Vermont Home Tour

vermont home tour

Passive-solar homesite: We designed our home to function at a passive-solar level by positioning the majority of windows to face the sun. This meant our home would be placed on the site almost on the compass points with the least amount of glass facing north, and the maximum glass facing south. Our intention was to let the sun freely warm the house during the winter months when it is low in the sky. We typically see interior temperatures reaching 80ºF. This means less demand for wood during the winter heating months. Adding a good overhang to the roof helps keep the home cooler in the summer when the sun is directly overhead by creating shade on the windows.

Solar electric array: Solar Photo-Voltaic (PV) panels were added to offset the electric demands. The 18 panel system is designed to generate a maximum of 3 kilowatts of electricity. This system is grid-tied, meaning we still receive power from the public electric company through traditional power lines connected to the home, but our PV system sends back power to the electric company’s grid when it generates more energy than our home uses.
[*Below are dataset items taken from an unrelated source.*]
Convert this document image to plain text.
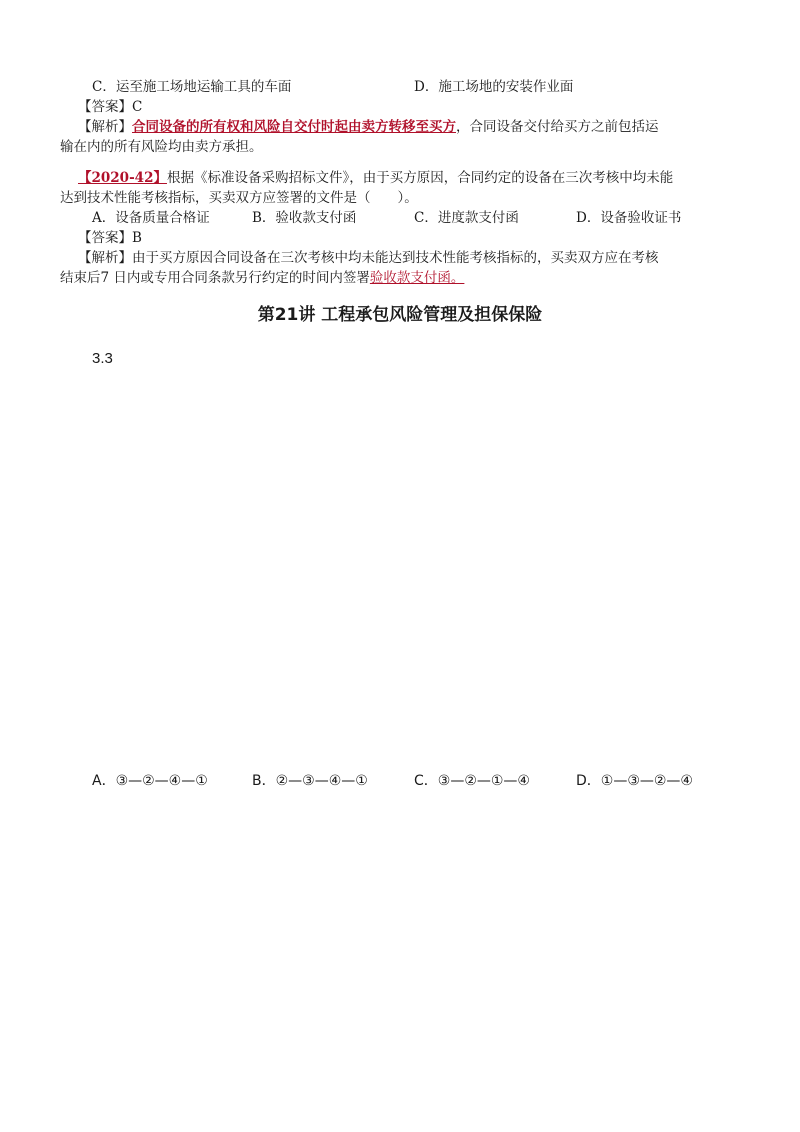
C．运至施工场地运输工具的车面	D．施工场地的安装作业面
【答案】C
【解析】合同设备的所有权和风险自交付时起由卖方转移至买方，合同设备交付给买方之前包括运
输在内的所有风险均由卖方承担。
【2020-42】根据《标准设备采购招标文件》，由于买方原因，合同约定的设备在三次考核中均未能
达到技术性能考核指标，买卖双方应签署的文件是（　　）。
A．设备质量合格证	B．验收款支付函	C．进度款支付函	D．设备验收证书
【答案】B
【解析】由于买方原因合同设备在三次考核中均未能达到技术性能考核指标的，买卖双方应在考核
结束后7 日内或专用合同条款另行约定的时间内签署验收款支付函。
第21讲 工程承包风险管理及担保保险
3.3
A．③—②—④—①	B．②—③—④—①	C．③—②—①—④	D．①—③—②—④
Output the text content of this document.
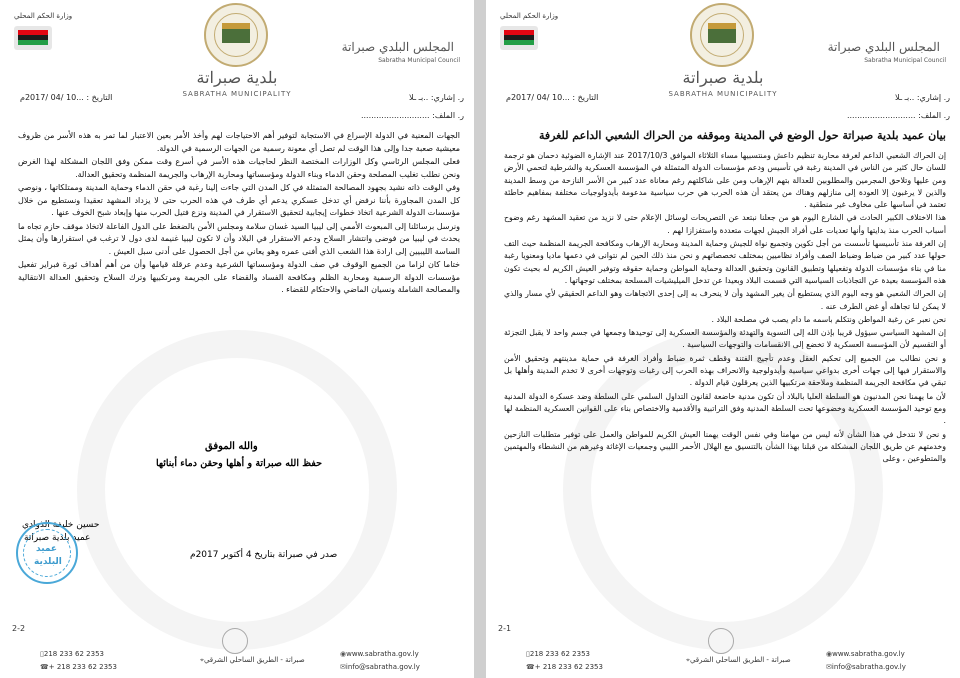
وزارة الحكم المحلي
المجلس البلدي صبراتة
Sabratha Municipal Council
بلدية صبراتة
SABRATHA MUNICIPALITY	ر. إشاري: ..بـ ـلا
ر. الملف: ...........................
التاريخ : ...10 /04 /2017م

الجهات المعنية في الدولة الإسراع في الاستجابة لتوفير أهم الاحتياجات لهم وأخذ الأمر بعين الاعتبار لما تمر به هذه الأسر من ظروف معيشية صعبة جدا وإلى هذا الوقت لم تصل أي معونة رسمية من الجهات الرسمية في الدولة.

فعلى المجلس الرئاسي وكل الوزارات المختصة النظر لحاجيات هذه الأسر في أسرع وقت ممكن وفق اللجان المشكلة لهذا الغرض ونحن نطلب تغليب المصلحة وحقن الدماء وبناء الدولة ومؤسساتها ومحاربة الإرهاب والجريمة المنظمة وتحقيق العدالة.

وفي الوقت ذاته نشيد بجهود المصالحة المتمثلة في كل المدن التي جاءت إلينا رغبة في حقن الدماء وحماية المدينة وممتلكاتها ، ونوصي كل المدن المجاورة بأننا نرفض أي تدخل عسكري يدعم أي طرف في هذه الحرب حتى لا يزداد المشهد تعقيدا ونستطيع من خلال مؤسسات الدولة الشرعية اتخاذ خطوات إيجابية لتحقيق الاستقرار في المدينة ونزع فتيل الحرب منها وإبعاد شبح الخوف عنها .

ونرسل برسائلنا إلى المبعوث الأممي إلى ليبيا السيد غسان سلامة ومجلس الأمن بالضغط على الدول الفاعلة لاتخاذ موقف حازم تجاه ما يحدث في ليبيا من فوضى وانتشار السلاح ودعم الاستقرار في البلاد وأن لا تكون ليبيا غنيمة لدى دول لا ترغب في استقرارها وأن يمثل الساسة الليبيين إلى ارادة هذا الشعب الذي أفنى عمره وهو يعاني من أجل الحصول على أدنى سبل العيش .

ختاما كان لزاما من الجميع الوقوف في صف الدولة ومؤسساتها الشرعية وعدم عرقلة قيامها وأن من أهم أهداف ثورة فبراير تفعيل مؤسسات الدولة الرسمية ومحاربة الظلم ومكافحة الفساد والقضاء على الجريمة ومرتكبيها وترك السلاح وتحقيق العدالة الانتقالية والمصالحة الشاملة ونسيان الماضي والاحتكام للقضاء .

والله الموفق
حفظ الله صبراتة و أهلها وحقن دماء أبنائها
حسين خليفة الذوادي
عميد بلدية صبراتة
عميد
البلدية
صدر في صبراتة بتاريخ 4 أكتوبر 2017م
2-2
▯218 233 62 2353
☎+ 218 233 62 2353
⌖صبراتة - الطريق الساحلي الشرقي
◉www.sabratha.gov.ly
✉info@sabratha.gov.ly
وزارة الحكم المحلي
المجلس البلدي صبراتة
Sabratha Municipal Council
بلدية صبراتة
SABRATHA MUNICIPALITY	ر. إشاري: ..بـ ـلا
ر. الملف: ...........................
التاريخ : ...10 /04 /2017م
بيان عميد بلدية صبراتة حول الوضع في المدينة وموقفه من الحراك الشعبي الداعم للغرفة

إن الحراك الشعبي الداعم لغرفة محاربة تنظيم داعش ومنتسبيها مساء الثلاثاء الموافق 2017/10/3 عند الإشارة الضوئية دحمان هو ترجمة للسان حال كثير من الناس في المدينة رغبة في تأسيس ودعم مؤسسات الدولة المتمثلة في المؤسسة العسكرية والشرطية لتحمي الأرض ومن عليها وتلاحق المجرمين والمطلوبين للعدالة بتهم الإرهاب ومن على شاكلتهم رغم معاناة عدد كبير من الأسر النازحة من وسط المدينة والذين لا يرغبون إلا العودة إلى منازلهم وهناك من يعتقد أن هذه الحرب هي حرب سياسية مدعومة بأيدولوجيات مختلفة بمفاهيم خاطئة تعتمد في أساسها على مخاوف غير منطقية .

هذا الاختلاف الكبير الحادث في الشارع اليوم هو من جعلنا نبتعد عن التصريحات لوسائل الإعلام حتى لا نزيد من تعقيد المشهد رغم وضوح أسباب الحرب منذ بدايتها وأنها تعديات على أفراد الجيش لجهات متعددة واستفزازا لهم .

إن الغرفة منذ تأسيسها تأسست من أجل تكوين وتجميع نواة للجيش وحماية المدينة ومحاربة الإرهاب ومكافحة الجريمة المنظمة حيث التف حولها عدد كبير من ضباط وضباط الصف وأفراد نظاميين بمختلف تخصصاتهم و نحن منذ ذلك الحين لم نتوانى في دعمها ماديا ومعنويا رغبة منا في بناء مؤسسات الدولة وتفعيلها وتطبيق القانون وتحقيق العدالة وحماية المواطن وحماية حقوقه وتوفير العيش الكريم له بحيث تكون هذه المؤسسة بعيدة عن التجاذبات السياسية التي قسمت البلاد وبعيدا عن تدخل الميليشيات المسلحة بمختلف توجهاتها .

إن الحراك الشعبي هو وجه اليوم الذي يستطيع أن يغير المشهد وأن لا ينحرف به إلى إحدى الاتجاهات وهو الداعم الحقيقي لأي مسار والذي لا يمكن لنا تجاهله أو غض الطرف عنه .

نحن نعبر عن رغبة المواطن ونتكلم باسمه ما دام يصب في مصلحة البلاد .

إن المشهد السياسي سيؤول قريبا بإذن الله إلى التسوية والتهدئة والمؤسسة العسكرية إلى توحيدها وجمعها في جسم واحد لا يقبل التجزئة أو التقسيم لأن المؤسسة العسكرية لا تخضع إلى الانقسامات والتوجهات السياسية .

و نحن نطالب من الجميع إلى تحكيم العقل وعدم تأجيج الفتنة وقطف ثمرة ضباط وأفراد الغرفة في حماية مدينتهم وتحقيق الأمن والاستقرار فيها إلى جهات أخرى بدواعي سياسية وأيدولوجية والانحراف بهذه الحرب إلى رغبات وتوجهات أخرى لا تخدم المدينة وأهلها بل تبقي في مكافحة الجريمة المنظمة وملاحقة مرتكبيها الذين يعرقلون قيام الدولة .

لأن ما يهمنا نحن المدنيون هو السلطة العليا بالبلاد أن تكون مدنية خاضعة لقانون التداول السلمي على السلطة وضد عسكرة الدولة المدنية ومع توحيد المؤسسة العسكرية وخضوعها تحت السلطة المدنية وفق التراتبية والأقدمية والاختصاص بناء على القوانين العسكرية المنظمة لها .

و نحن لا نتدخل في هذا الشأن لأنه ليس من مهامنا وفي نفس الوقت يهمنا العيش الكريم للمواطن والعمل على توفير متطلبات النازحين وخدمتهم عن طريق اللجان المشكلة من قبلنا بهذا الشأن بالتنسيق مع الهلال الأحمر الليبي وجمعيات الإغاثة وغيرهم من النشطاء والمهتمين والمتطوعين ، وعلى

2-1
▯218 233 62 2353
☎+ 218 233 62 2353
⌖صبراتة - الطريق الساحلي الشرقي
◉www.sabratha.gov.ly
✉info@sabratha.gov.ly
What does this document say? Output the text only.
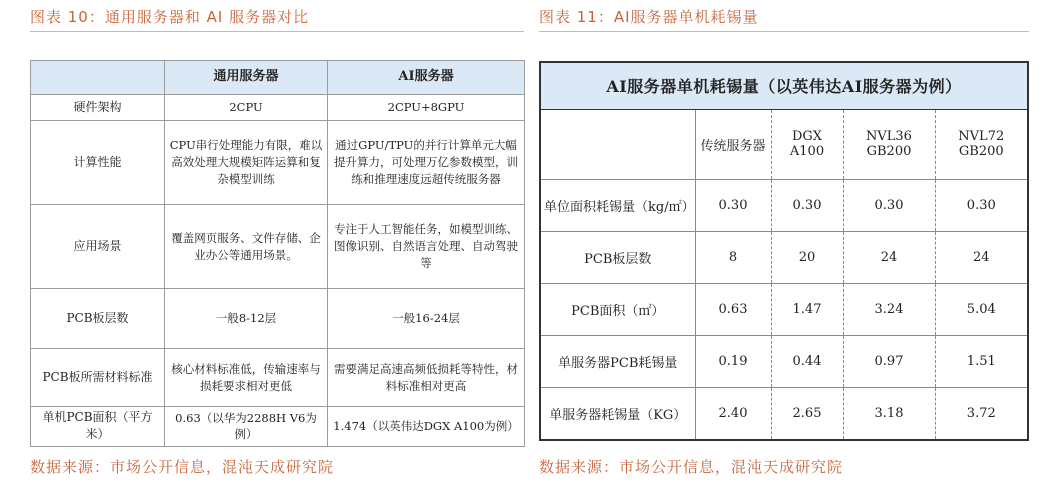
图表 10：通用服务器和 AI 服务器对比
	通用服务器	AI服务器
硬件架构	2CPU	2CPU+8GPU
计算性能	CPU串行处理能力有限，难以高效处理大规模矩阵运算和复杂模型训练	通过GPU/TPU的并行计算单元大幅提升算力，可处理万亿参数模型，训练和推理速度远超传统服务器
应用场景	覆盖网页服务、文件存储、企业办公等通用场景。	专注于人工智能任务，如模型训练、图像识别、自然语言处理、自动驾驶等
PCB板层数	一般8-12层	一般16-24层
PCB板所需材料标准	核心材料标准低，传输速率与损耗要求相对更低	需要满足高速高频低损耗等特性，材料标准相对更高
单机PCB面积（平方米）	0.63（以华为2288H V6为例）	1.474（以英伟达DGX A100为例）
数据来源：市场公开信息，混沌天成研究院
图表 11：AI服务器单机耗锡量
AI服务器单机耗锡量（以英伟达AI服务器为例）				
	传统服务器	DGX A100	NVL36 GB200	NVL72 GB200
单位面积耗锡量（kg/㎡）	0.30	0.30	0.30	0.30
PCB板层数	8	20	24	24
PCB面积（㎡）	0.63	1.47	3.24	5.04
单服务器PCB耗锡量	0.19	0.44	0.97	1.51
单服务器耗锡量（KG）	2.40	2.65	3.18	3.72
数据来源：市场公开信息，混沌天成研究院
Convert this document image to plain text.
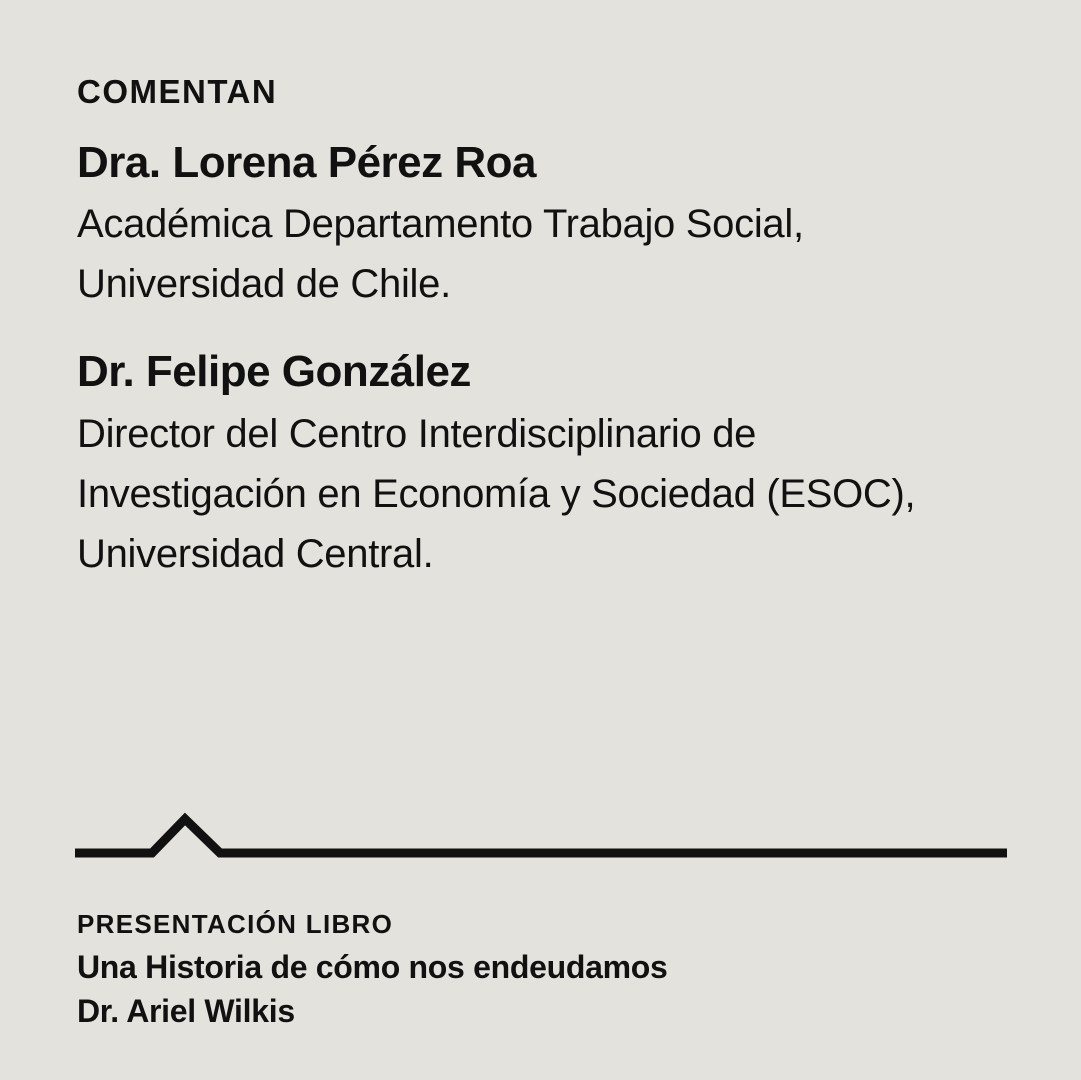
COMENTAN
Dra. Lorena Pérez Roa
Académica Departamento Trabajo Social,
Universidad de Chile.
Dr. Felipe González
Director del Centro Interdisciplinario de
Investigación en Economía y Sociedad (ESOC),
Universidad Central.
PRESENTACIÓN LIBRO
Una Historia de cómo nos endeudamos
Dr. Ariel Wilkis
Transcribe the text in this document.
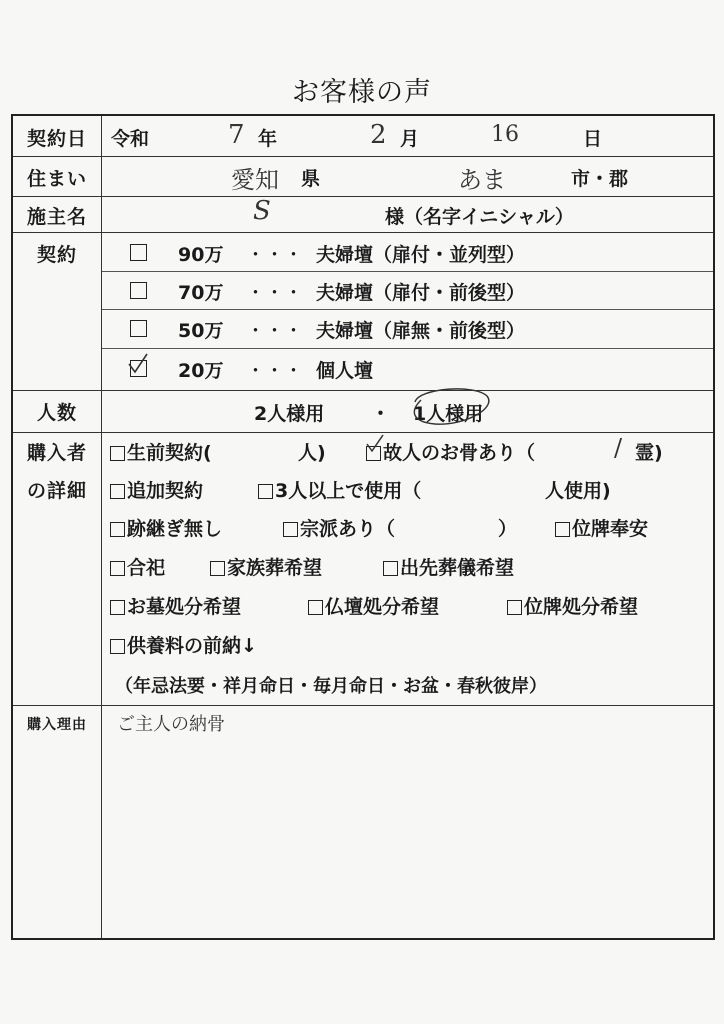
お客様の声
契約日	令和	7 年	2 月	16	日
住まい	愛知 県	あま	市・郡
施主名	S	様（名字イニシャル）
契約	90万 ・・・ 夫婦壇（扉付・並列型）
70万 ・・・ 夫婦壇（扉付・前後型）
50万 ・・・ 夫婦壇（扉無・前後型）
20万 ・・・ 個人壇
人数	2人様用 ・ 1人様用
購入者
の詳細
生前契約(	人)	故人のお骨あり（	/ 霊)
追加契約	3人以上で使用（	人使用)
跡継ぎ無し	宗派あり（	）	位牌奉安
合祀	家族葬希望	出先葬儀希望
お墓処分希望	仏壇処分希望	位牌処分希望
供養料の前納↓
（年忌法要・祥月命日・毎月命日・お盆・春秋彼岸）
購入理由	ご主人の納骨
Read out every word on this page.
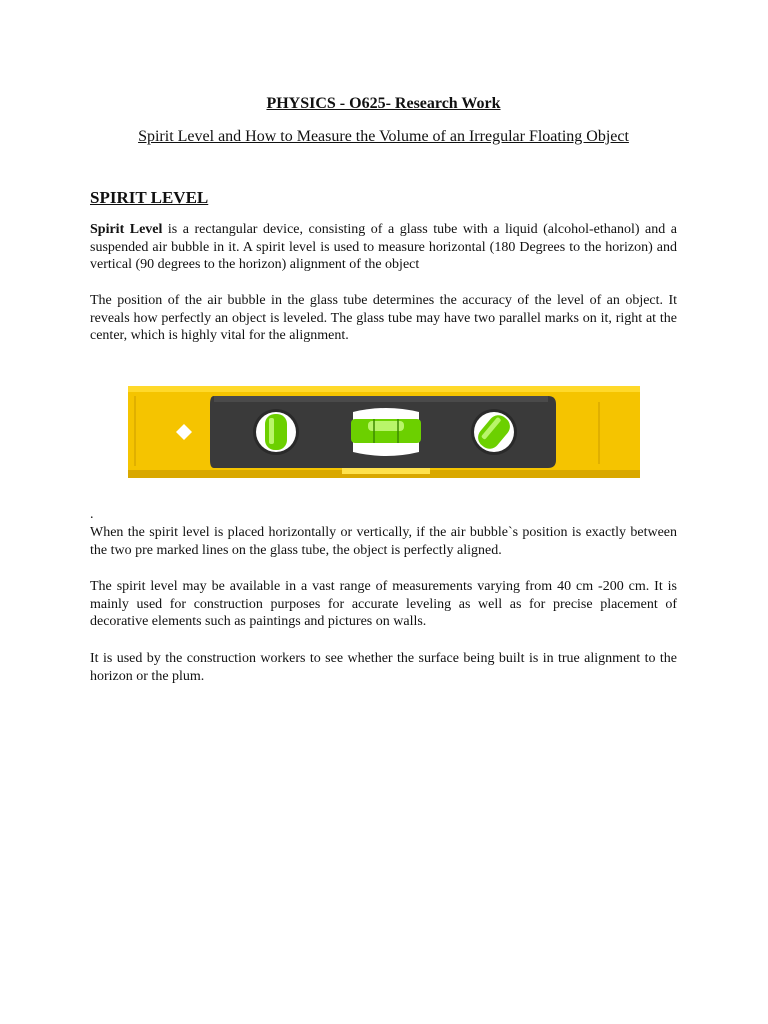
PHYSICS - O625- Research Work
Spirit Level and How to Measure the Volume of an Irregular Floating Object
SPIRIT LEVEL
Spirit Level is a rectangular device, consisting of a glass tube with a liquid (alcohol-ethanol) and a suspended air bubble in it. A spirit level is used to measure horizontal (180 Degrees to the horizon) and vertical (90 degrees to the horizon) alignment of the object
The position of the air bubble in the glass tube determines the accuracy of the level of an object. It reveals how perfectly an object is leveled. The glass tube may have two parallel marks on it, right at the center, which is highly vital for the alignment.
.
When the spirit level is placed horizontally or vertically, if the air bubble`s position is exactly between the two pre marked lines on the glass tube, the object is perfectly aligned.
The spirit level may be available in a vast range of measurements varying from 40 cm -200 cm. It is mainly used for construction purposes for accurate leveling as well as for precise placement of decorative elements such as paintings and pictures on walls.
It is used by the construction workers to see whether the surface being built is in true alignment to the horizon or the plum.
On these days we can watch our electric meter spin backwards! This shows up as a credit on our electric bill.  

Solar hot water: We use LP (liquid propane) to heat our water, as a backup fuel for the furnace, to dry clothes, and to cook with. Heating our water is by far the biggest demand on our propane. By adding the solar hot water panels to the home we have seen the propane usage drop from a high of close to 1000 gals a year to a low of just around 600 gals per year. Do the math on the cost per gallon of propane, which keeps going up, and this system will pay for itself in just a few years! 

Wood stove: A Vermont Castings ‘Resolute’ wood stove is the primary heat source for the home. The stove is sized just under the BTU rating for the square footage of the house so we can run it hotter, which translates to a cleaner stove and chimney, and less risk of having a chimney fire. We typically burn 4-5 cords per season. The house has an open floor plan, and ceiling fans help to circulate the warm air to cooler areas. 

Firewood: We burn firewood harvested from our land and locally sourced. Heating your home with wood requires some planning and work if you are going to cut, split, and stack for the demands of a Vermont winter! We have a truck load of logs delivered each year. Then we’ll ‘chunk up’ the logs with chainsaws, split with a gas-powered hydraulic splitter, and stack on pallets with a tarp cover to keep dry. The working plan for us is to have at least 2 years of wood stacked – one year’s worth to burn and one year’s worth set aside drying.

Livestock: Our small flock of chickens provides us with all of the fresh eggs we need. The eggs we don’t use are sold to neighbors, which helps offset the cost of chicken feed. We also keep a few beehives primarily for pollinating the garden, and the honey is a great bonus!

Organic garden: The garden is 100% organic. Since we keep bees, we do not use any chemicals on the garden or on the property to control pests. The garden supplies us with a year’s worth of vegetables. We also have strawberries and blueberries that are a treat! Each year we add a load of composted manure to the garden to help improve the rocky soil.

Composting: All vegetable matter is recycled back to the garden by utilizing composting bins. It’s amazing what rich, black composted soil can be created from your kitchen scraps, lawn clippings, and leaves.

We’re glad you were able to drop in for a tour of our Vermont home.